Treatment of PITL depends on co-existing complications. Levels I and II lacerations with less than 5 cm in length are recommended for non-operative management. Surgical repair is indicated when full-thickness tracheal laceration with respiratory instability is detected or there is evidence of mediastinitis [8,9]. Conservative management includes bed rest, pain control, ventilatory support, and close observation. In patients with mild dyspnea, respiratory support using a non-invasive positive pressure ventilation can be helpful. When mechanical ventilation is applied, the tip of the endotracheal tube should be placed distal to the laceration. If the site of laceration is too close to the carina, separate endobronchial intubation may be necessary [10]. Intravenous broad-spectrum antibiotic therapy is also suggested for preventing mediastinitis. In most cases, spontaneous healing is achieved at 6 weeks after laceration [2]. Tracheal stricture and granulation tissue formation are significant long-term complications in PITL patients. Patients managed non-operatively do not need laser treatment, airway resection, endobronchial stent, or other management for strictures [11]. However, in patients who underwent surgical tracheal repair, strictures caused by granulation tissue formation have been reported. Therefore, conservative treatment is prior in clinically stable patients and this management strategy may be helpful for reducing long-term complications and requirement of granulation tissue debridement.

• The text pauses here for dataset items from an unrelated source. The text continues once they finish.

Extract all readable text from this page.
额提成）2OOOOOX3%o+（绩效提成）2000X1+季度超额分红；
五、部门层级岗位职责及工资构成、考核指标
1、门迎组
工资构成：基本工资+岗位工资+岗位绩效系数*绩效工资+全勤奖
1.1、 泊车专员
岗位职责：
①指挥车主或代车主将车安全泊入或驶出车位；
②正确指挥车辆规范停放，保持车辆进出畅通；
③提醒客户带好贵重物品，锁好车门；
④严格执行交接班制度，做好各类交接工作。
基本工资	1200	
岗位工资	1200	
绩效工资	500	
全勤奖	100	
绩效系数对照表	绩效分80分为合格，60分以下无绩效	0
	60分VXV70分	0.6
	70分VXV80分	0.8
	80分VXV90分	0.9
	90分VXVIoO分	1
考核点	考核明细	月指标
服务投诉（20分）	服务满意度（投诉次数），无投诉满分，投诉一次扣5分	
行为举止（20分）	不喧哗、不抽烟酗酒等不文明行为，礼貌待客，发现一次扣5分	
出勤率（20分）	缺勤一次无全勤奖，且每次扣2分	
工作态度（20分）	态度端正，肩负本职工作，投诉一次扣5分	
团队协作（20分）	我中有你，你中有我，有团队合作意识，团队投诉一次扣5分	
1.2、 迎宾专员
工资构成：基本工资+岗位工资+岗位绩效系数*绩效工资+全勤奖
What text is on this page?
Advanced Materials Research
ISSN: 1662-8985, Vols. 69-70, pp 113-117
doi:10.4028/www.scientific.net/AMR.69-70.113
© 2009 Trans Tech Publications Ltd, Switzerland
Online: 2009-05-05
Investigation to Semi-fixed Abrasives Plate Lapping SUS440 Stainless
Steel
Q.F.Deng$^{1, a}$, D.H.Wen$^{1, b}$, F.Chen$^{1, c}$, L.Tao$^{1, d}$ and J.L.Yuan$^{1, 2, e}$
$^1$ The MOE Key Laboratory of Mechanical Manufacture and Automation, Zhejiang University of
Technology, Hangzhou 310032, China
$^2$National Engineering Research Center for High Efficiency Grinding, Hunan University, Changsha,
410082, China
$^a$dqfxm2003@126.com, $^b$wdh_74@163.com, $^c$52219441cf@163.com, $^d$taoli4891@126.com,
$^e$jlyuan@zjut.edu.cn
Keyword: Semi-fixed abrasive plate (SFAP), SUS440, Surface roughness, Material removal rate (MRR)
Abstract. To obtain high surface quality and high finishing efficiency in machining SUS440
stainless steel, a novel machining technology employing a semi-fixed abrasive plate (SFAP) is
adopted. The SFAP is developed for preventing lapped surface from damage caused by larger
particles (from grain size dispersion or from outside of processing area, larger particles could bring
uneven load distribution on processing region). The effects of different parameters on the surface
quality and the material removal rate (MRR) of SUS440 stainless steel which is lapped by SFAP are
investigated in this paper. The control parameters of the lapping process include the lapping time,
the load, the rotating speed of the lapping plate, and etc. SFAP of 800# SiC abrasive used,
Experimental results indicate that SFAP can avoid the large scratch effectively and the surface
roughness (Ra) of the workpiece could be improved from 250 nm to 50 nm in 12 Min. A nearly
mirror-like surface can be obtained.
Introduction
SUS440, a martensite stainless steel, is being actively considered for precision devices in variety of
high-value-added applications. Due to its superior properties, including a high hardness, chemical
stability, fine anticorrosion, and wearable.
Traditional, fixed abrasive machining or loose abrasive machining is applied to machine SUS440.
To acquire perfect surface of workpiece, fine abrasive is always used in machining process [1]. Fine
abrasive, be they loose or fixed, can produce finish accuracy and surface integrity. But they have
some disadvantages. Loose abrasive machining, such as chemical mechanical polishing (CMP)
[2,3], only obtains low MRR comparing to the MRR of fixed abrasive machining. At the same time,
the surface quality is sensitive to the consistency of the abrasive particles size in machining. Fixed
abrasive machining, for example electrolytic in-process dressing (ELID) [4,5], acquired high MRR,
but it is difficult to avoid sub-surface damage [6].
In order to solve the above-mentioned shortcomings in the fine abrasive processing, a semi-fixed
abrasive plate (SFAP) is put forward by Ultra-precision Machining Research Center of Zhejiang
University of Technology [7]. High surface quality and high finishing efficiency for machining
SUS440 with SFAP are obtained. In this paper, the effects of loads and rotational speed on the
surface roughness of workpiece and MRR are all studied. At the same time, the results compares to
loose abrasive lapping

Negative-pressure wound therapy (NPWT) may be helpful for severe subcutaneous emphysema lesion. To conduct therapy, ‘Blow-hole’ incision is attempted to create an opening in the epidermal barrier and negative-pressure is applied at the area of lesion to prevent extension of subcutaneous emphysema. NPWT is to generate a pressure gradient, which removes air and fluid, reduces bacterial load, and improves healing by reducing tissue edema and stimulating fibroblast recruitment [12]. Complications associated with this therapy are rare, but a few cases of wound infection and bleeding have been reported [13]. In our patient, subcutaneous emphysema improved within 24 hours after NPWT had been applied. Additional management was not needed even after a 4 cm level II tracheal laceration was confirmed by bronchoscopic examination, as emphysema were reduced without signs of infection such as mediastinitis.

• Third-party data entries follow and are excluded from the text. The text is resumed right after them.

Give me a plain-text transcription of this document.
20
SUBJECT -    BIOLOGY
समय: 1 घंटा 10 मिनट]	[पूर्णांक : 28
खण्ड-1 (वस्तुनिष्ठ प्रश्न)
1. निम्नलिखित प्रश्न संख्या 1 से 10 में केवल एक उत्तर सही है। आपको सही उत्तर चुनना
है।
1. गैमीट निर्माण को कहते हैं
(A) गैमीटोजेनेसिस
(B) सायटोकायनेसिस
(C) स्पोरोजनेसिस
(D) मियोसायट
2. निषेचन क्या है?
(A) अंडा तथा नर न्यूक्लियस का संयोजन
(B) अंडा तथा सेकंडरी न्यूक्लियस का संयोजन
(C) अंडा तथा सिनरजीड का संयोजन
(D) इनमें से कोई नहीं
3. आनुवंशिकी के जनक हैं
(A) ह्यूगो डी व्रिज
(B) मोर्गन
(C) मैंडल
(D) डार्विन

In conclusion, subcutaneous emphysema is often observed at postoperative period of septorhinoplasty including osteotomy and could be well-managed conservatively. However, if symptoms worsen even with appropriate treatment, other causes of subcutaneous emphysema should be considered. PITL may be a cause of gradually expanding emphysema that could progress to severe pneumomediastinum or pneumothorax leading to dyspnea. To select adequate endotracheal tube size, to inflate the cuff with appropriate pressure, and to avoid excessive force indwelling endotracheal tube can have significant role in reducing incidence of PITL. As seen in our case, however, PITL may occur even though intubation is uneventfully conducted. Anesthesiologists should be aware of the possibility of PITL when emphysema expands and should prevent delay in diagnosis and management.

ACKNOWLEDGMENTS

This work was supported by clinical research grant from Pusan National University Yangsan Hospital in 2017.